Une chaussée glacée.
Une auto qui dérape.
En tentant de l’éviter, elle dérape à son tour.
360 degrés. X 10.
Ice Capade.
Et bang.
Un impact.
La voiture à l’horizontale.
Toujours attachée dans celle-ci, écrasée au fond de son siège, elle tente de bouger malgré le mal de dos causé par l’impact.
Une voix l’interpelle.

– Tu es OK?

Vous pensez que ce sont les grands mouvements qui sauveront le monde? Les grandes remises en question. Les grands rassemblements. Les grandes causes.

Vous avez tout faux.

Ce sont des phrases comme « Tu es OK? »
Ce sont de simples gestes.
L’humanité.
L’aide.
L’autre.

Ce sont les individus, eux-mêmes, qui feront la différence.

C’est ma fille qui était dans l’auto qui a dérapé.
Quelque part entre l’Étape et Québec. Dans le Parc.
Lundi dernier.
Ma fille a fait un tête-à-queue et s’est retrouvée prisonnière de sa voiture, au beau milieu de la route. Au milieu de nulle part. Dans le froid. Toute seule.

Et puis une personne s’est arrêtée.
Et puis une autre.
À leur deux, ils ont réussi à la secourir.
À vérifier si elle était OK.
Ils ont réussi à la sortir de la voiture.
La réchauffer.
Appeler la police. L’ambulance.
M’appeler moi.
Tout en la rassurant.
La consolant.
Tout en me rassurant.

Deux étrangers.
Arrêtés malgré le froid et le danger.
Un gars et une fille qui ne se connaissaient pas qui, l’espace d’un instant, se sont improvisés duo de sauveteurs.

– Merci pour ce que vous avez fait.
– Pas de problème, monsieur et rappelez-moi si vous avez besoin de quoi que ce soit.

J’ai raccroché.
En réalisant ne jamais avoir demandé le nom de mes bons samaritains.

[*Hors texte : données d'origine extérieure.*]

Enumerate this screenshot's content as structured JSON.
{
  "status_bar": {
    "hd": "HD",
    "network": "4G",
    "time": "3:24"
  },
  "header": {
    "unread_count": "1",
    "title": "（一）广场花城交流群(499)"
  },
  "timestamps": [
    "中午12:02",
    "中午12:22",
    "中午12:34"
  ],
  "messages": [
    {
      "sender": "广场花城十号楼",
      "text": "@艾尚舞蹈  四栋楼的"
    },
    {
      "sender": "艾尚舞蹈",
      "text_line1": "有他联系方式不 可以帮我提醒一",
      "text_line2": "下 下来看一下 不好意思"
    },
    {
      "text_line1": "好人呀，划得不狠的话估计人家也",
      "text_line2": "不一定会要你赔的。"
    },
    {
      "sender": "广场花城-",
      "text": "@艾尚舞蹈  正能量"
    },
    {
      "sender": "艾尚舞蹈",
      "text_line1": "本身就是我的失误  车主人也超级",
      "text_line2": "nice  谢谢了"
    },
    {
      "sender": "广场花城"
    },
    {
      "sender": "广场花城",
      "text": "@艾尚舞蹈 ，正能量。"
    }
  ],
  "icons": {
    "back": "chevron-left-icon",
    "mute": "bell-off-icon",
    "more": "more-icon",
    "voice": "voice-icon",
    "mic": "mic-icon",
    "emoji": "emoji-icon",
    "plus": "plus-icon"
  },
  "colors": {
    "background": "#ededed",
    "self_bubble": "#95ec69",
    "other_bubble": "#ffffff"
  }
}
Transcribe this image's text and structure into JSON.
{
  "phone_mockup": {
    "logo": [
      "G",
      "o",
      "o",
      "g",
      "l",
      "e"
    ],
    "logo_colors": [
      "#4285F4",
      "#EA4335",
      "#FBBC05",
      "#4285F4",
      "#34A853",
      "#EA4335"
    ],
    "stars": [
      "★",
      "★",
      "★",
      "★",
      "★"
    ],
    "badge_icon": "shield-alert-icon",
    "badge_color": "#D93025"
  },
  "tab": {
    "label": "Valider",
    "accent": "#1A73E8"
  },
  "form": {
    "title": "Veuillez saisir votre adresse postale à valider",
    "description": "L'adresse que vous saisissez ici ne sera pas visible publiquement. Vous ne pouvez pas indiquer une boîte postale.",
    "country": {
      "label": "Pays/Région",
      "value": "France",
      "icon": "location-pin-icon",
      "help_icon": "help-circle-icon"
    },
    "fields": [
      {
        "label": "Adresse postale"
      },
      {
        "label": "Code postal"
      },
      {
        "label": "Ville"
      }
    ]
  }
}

Quand je suis arrivé à l’Hôpital Saint-François d’Assise à Québec, rejoindre ma fille, elle m’a tout raconté. Comment ces gens se sont occupés d’elle. L’ont rassurés. En attendant les secours.

On peut parler de fraternité.
D’égalité. De tolérance.
On peut tenir de grands discours.
Dire que l’autre est important.
Dire qu’on est ouvert.
Mais quand vient le temps de le prouver, qui se lève vraiment?
Qui met vraiment ses principes en action?
Qui passe de la parole aux actes?

À mon retour de Québec, ma fille m’a texté.
Par Facebook, la fille qui l’avait aidé a communiqué avec elle.
Pour lui demander si tout allait bien.
Pour lui dire qu’elle avait pensé à elle toute la journée.

Ça m’a ému.

Les gens sont capables d’humanité dans les gestes les plus simples.

Quand les plus pessimistes diront que le monde est rendu fou.
Que le monde est à pleurer.
Que le monde est laid.
Que la planète est en guerre.
Il y aura toujours des personnes qui les feront mentir.
Qui feront la différence.
Qui placeront l’Autre en priorité.
Qui diront que le monde est beau.
Comme ces deux personnes dont je ne connais pas le nom.
Mais dont je connais maintenant la grandeur d’âme.

Merci.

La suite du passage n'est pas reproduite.